A couple entered into a Contract to Sell a house and two lots with a subdivision developer. To fund the purchase, they procured a loan from a bank. To facilitate the loan, they executed a simulated or fictitious contract of sale, and the properties were transferred under the spouses’ names. However, the bank closed down before the loan could be released. Hence, another Contract to Sell was entered into but this time, the price was payable on installment over a period of four years.
After paying for two years, the couple defaulted on their monthly amortization payments. The developer sought to cancel the Contract to Sell by sending them a Notice of Delinquency and Cancellation and by filing a complaint with the Regional Trial Court to recover the properties.
The trial court declared the simulated sale void for lack of consideration since no payment was given in exchange for the properties. It ordered the couple to return the properties to the developer and the latter to refund to the couple the total amortizations paid. In other words, the lower court ordered for a “mutual restitution.”
Before the Supreme Court, the spouses contested the mutual resitution order and alleged that the provisions of Republic Act No. 6552, the Realty Installment Buyer Act, more popularly known as the Maceda Law, should have been applied by the lower court. The Supreme Court ruled in favor of the spouses.
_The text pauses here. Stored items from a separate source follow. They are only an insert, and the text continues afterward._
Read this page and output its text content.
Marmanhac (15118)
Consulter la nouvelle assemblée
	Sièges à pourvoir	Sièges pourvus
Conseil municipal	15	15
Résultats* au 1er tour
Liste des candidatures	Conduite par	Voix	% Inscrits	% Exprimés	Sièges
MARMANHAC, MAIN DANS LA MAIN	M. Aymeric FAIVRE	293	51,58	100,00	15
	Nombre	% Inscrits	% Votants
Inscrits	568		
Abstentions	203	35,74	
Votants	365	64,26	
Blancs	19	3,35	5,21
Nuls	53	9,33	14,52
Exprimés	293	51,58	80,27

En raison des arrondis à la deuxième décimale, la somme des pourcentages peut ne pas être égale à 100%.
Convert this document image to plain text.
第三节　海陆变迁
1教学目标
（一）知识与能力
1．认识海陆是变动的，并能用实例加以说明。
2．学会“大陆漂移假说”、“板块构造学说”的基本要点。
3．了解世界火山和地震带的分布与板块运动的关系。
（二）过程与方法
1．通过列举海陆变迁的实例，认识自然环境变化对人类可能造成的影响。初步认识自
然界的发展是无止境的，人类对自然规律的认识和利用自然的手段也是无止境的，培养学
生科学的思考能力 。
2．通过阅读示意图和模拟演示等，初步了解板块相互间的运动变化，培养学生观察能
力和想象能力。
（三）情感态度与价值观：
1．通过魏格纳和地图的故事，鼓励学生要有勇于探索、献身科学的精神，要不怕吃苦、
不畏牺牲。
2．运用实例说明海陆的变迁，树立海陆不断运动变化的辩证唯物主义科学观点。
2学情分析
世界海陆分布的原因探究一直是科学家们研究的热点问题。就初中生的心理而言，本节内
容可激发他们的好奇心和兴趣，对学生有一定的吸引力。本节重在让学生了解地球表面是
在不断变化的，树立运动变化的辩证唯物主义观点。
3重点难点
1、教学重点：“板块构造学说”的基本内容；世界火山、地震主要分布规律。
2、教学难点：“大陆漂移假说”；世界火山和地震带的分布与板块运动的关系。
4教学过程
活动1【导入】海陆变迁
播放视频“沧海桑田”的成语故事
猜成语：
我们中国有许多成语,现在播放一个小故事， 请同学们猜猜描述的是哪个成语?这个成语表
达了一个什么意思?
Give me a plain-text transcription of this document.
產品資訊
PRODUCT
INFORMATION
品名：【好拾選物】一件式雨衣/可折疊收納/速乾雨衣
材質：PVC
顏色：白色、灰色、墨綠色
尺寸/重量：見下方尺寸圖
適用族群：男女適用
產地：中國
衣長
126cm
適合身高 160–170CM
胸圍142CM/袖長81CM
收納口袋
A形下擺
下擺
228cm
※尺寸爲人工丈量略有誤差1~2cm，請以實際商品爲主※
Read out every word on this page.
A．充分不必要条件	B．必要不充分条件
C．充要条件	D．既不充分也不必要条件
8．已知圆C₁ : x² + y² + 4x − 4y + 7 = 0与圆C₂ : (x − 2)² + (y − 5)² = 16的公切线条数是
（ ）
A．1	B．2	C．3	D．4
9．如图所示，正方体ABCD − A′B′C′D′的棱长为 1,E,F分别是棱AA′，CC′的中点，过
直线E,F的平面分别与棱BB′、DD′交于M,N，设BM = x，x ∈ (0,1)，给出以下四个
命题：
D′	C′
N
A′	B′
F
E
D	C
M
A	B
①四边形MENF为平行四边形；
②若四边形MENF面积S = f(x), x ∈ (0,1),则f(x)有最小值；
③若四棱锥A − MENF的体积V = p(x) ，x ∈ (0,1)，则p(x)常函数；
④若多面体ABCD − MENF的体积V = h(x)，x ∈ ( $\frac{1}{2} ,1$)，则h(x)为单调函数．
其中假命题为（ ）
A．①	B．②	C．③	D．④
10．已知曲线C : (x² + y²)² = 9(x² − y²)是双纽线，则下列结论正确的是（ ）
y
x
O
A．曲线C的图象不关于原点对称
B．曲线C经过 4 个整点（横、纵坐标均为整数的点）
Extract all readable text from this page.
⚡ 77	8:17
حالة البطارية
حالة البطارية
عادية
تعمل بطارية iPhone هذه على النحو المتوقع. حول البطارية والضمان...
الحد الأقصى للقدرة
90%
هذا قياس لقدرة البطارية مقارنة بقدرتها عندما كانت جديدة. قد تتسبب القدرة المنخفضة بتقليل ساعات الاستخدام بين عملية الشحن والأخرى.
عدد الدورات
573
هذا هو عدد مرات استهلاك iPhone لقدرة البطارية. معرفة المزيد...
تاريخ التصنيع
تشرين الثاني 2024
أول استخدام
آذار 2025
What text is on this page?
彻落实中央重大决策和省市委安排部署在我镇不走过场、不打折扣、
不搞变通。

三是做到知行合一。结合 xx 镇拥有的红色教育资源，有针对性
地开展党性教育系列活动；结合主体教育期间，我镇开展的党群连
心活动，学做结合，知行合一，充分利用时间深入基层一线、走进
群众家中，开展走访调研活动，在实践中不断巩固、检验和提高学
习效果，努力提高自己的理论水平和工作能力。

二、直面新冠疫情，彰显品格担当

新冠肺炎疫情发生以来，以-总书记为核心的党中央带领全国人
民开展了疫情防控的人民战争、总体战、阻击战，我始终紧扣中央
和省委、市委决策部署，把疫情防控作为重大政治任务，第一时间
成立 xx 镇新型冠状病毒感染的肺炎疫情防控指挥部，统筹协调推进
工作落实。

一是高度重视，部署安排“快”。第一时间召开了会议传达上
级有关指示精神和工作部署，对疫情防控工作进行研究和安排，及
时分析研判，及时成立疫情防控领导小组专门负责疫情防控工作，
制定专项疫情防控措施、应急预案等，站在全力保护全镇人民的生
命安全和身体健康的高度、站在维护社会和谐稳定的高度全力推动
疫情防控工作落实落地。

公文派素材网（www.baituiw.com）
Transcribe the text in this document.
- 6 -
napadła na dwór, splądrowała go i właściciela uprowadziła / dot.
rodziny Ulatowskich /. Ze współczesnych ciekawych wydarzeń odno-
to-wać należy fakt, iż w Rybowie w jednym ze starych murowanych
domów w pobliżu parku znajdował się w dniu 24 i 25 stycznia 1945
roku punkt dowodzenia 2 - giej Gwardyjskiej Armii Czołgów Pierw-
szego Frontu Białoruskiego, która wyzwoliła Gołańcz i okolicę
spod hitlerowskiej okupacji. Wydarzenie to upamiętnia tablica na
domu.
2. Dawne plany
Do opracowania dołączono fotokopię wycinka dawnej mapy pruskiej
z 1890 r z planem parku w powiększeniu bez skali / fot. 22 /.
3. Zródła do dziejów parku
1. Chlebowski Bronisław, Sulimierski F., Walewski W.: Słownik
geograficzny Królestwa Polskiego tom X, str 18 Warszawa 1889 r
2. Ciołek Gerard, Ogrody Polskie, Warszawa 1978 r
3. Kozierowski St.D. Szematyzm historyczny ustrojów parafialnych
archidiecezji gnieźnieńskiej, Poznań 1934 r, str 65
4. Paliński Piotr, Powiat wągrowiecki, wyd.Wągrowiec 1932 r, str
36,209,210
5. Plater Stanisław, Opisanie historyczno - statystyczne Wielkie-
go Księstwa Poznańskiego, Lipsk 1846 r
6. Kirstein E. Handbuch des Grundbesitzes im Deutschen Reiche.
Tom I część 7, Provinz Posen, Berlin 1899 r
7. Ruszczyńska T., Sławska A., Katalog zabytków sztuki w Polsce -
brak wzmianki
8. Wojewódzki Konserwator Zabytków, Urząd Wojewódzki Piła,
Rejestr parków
The Maceda Law governs the sale of real estate on installment basis. It was enacted to protect buyers of real property on installment payment schemes from onerous and oppressive conditions. The law provides for the rights of a defaulting buyer and the requirements for a valid cancellation of a contract. Where the buyer has paid at least two years of installments and the contract is subsequently cancelled, the seller shall send the buyer a notarized notice of cancellation and shall refund the buyer the cash surrender value of the payments on the property equivalent to 50 percent of the total payments made. Until and unless these twin requirements are met, the contract to sell is deemed valid and subsisting.
In the present case, the developer failed to comply with one of the requirements—the refund of the cash surrender value. Although the Contract to Sell should be considered subsisting, the order of the trial court can no longer be overturned in this aspect because the spouses failed to appeal the same. They must return the properties to the developer. But considering that they have already paid two years’ worth of installments, they are entitled to the cash surrender value of their payments (Communities Cagayan, Inc. v. Spouses Arsenio. G.R. No. 176791, November 14, 2012, J. Del Castillo).